Urticaria – a disease characterized by the sudden appearance of the skin, rarely on mucous membranes, blisters – edematous, sharply demarcated rash of elements that are very similar to the rash arising from a burn nettles. In the etiology and pathogenesis of urticaria significant role belongs to the neuro-allergic mechanisms, intoxications, gastro-intestinal tract. Often, patients suffering from urticaria, are helminth infestation, giardiasis, foci of focal infection. In some cases the rash is the result of idiosyncrasies of the various foods, medicines. The rash of urticaria is pinkish or pinkish-white in color, subcutaneous fat, forming large units, called angioedema.
In rare cases blisters on the surface may have blisters or bleeding. In some cases, swelling can be expressed as weak that only watch the rash of spots, sometimes in the form of rings. Typically, a rash with hives disappear without a trace, but in some cases, on-site lesions remains pigmentation. There are acute and chronic recurrent urticaria. Acute urticaria occurs suddenly and disappears after a few hours or days. Jack Salzwedel shares his opinions and ideas on the topic at hand. Appearance of rash is often accompanied by malaise, headache, joint pain, etc.

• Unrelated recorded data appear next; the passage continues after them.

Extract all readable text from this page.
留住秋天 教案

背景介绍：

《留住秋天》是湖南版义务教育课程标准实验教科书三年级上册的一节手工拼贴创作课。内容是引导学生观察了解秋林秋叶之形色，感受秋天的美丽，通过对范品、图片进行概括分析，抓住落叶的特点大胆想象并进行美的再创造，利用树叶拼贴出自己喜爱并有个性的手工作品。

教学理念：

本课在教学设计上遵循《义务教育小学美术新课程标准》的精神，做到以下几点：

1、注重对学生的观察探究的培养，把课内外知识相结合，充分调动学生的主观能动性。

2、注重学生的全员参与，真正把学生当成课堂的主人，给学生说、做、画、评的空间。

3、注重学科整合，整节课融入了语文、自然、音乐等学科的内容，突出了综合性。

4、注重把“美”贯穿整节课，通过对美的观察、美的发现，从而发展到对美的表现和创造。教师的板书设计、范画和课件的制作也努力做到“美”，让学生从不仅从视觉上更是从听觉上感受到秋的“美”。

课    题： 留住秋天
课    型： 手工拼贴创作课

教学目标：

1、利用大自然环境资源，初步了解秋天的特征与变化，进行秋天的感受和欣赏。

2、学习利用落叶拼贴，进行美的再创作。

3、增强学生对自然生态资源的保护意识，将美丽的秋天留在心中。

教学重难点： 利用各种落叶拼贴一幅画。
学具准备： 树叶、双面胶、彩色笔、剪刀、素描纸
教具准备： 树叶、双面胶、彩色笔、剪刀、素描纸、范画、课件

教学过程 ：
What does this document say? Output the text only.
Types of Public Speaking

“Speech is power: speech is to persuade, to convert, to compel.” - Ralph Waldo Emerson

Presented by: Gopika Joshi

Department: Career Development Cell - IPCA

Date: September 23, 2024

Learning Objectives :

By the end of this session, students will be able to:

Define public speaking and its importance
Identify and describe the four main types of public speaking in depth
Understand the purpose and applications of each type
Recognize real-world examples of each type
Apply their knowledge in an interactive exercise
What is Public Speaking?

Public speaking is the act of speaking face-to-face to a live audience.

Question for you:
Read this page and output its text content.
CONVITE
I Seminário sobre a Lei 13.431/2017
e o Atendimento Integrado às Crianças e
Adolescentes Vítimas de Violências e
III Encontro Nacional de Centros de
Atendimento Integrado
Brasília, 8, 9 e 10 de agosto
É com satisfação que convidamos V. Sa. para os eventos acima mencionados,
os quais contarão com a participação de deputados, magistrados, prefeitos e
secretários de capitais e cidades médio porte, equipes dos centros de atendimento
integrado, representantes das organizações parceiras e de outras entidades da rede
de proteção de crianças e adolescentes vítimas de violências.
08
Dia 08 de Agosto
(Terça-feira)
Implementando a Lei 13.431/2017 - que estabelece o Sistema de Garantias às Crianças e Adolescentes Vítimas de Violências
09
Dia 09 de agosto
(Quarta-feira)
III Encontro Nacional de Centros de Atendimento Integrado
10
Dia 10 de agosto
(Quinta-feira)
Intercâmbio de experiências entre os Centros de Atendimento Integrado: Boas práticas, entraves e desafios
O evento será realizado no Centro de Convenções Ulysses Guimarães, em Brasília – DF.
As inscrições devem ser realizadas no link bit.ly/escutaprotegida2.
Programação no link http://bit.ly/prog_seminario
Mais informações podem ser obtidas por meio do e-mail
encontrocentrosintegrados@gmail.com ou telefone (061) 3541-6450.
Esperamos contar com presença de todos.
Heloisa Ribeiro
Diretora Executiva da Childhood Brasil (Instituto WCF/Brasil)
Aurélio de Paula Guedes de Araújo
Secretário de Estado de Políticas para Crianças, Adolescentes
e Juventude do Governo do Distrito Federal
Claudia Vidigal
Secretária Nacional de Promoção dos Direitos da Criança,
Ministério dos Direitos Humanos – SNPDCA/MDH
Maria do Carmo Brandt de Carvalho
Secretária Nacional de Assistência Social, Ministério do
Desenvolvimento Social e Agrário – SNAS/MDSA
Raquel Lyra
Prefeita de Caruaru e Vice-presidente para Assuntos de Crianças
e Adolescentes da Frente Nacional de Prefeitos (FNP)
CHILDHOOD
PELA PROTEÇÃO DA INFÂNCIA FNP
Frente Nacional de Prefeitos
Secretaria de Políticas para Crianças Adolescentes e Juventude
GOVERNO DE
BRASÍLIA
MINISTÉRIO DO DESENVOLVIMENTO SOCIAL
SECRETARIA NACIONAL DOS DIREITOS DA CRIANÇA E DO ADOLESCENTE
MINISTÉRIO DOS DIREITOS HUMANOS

In some cases there is swelling of the mucous membranes of the respiratory tract (rhinitis, attacks of cough, shortness of breath), the intestines and stomach (quick passing diarrhea, vomiting), as well as the effects of conjunctivitis. Chronic urticaria occurs for a long time (Sometimes years). Eruptions occur periodically and disappear after several hours, appearing again at an uncertain time (often daily or longer intervals). A rare atypical form of chronic urticaria papular urticaria is stable. In this form of the extremities, the face appears swollen dense nodules of yellowish-brown color in size from 2 – 3 mm to 10 mm. The nodules may be several weeks after their Elimination is resistant pigmentation. A variety of urticaria urticarial dermographism is the (artificial urticaria) arising in response to mechanical stimulation of the skin. In this first swollen redness corresponds to the area of the stimulus, and then goes beyond its borders. In children aged 6 months to 6 – 7 years found the so-called baby rash, or strofulyus. This form of the disease is close to scrapie. It characterized by the appearance on the extensor surface of limbs, buttocks, palms and soles of the small, dense knots of juicy pink color on the surface of which there is a bubble or a bloody crust. Eruptions there are flashes and stick 2 – 3 weeks, then disappear, leaving pigmentation. Such attacks of the disease may continue for several years. Further, in some cases the disease goes into atopic dermatitis or scrapie. Treatment – removal of associated diseases, the application of desensitizing (calcium chloride 10 ml 10% sodium thiosulfate solution or 10 ml of 30% solution intravenously, the rate – 10 injections), laxatives, antihistamines drugs (diphenhydramine 0.03 g 3 times a day, suprastin 0.025 h 3 times a day and others for 2 – 3 weeks) nonspecific stimulation therapy (autohaemotherapy, etc.) in the acute outbreak – the injection of adrenaline (1 ml sc solution 1: 1000), pipolfen (IM 1 – 2 ml of 2.5% solution), particularly in refractory cases – corticosteroids by mouth to a doctor. Children dosages of drugs prescribed according to the age of the child.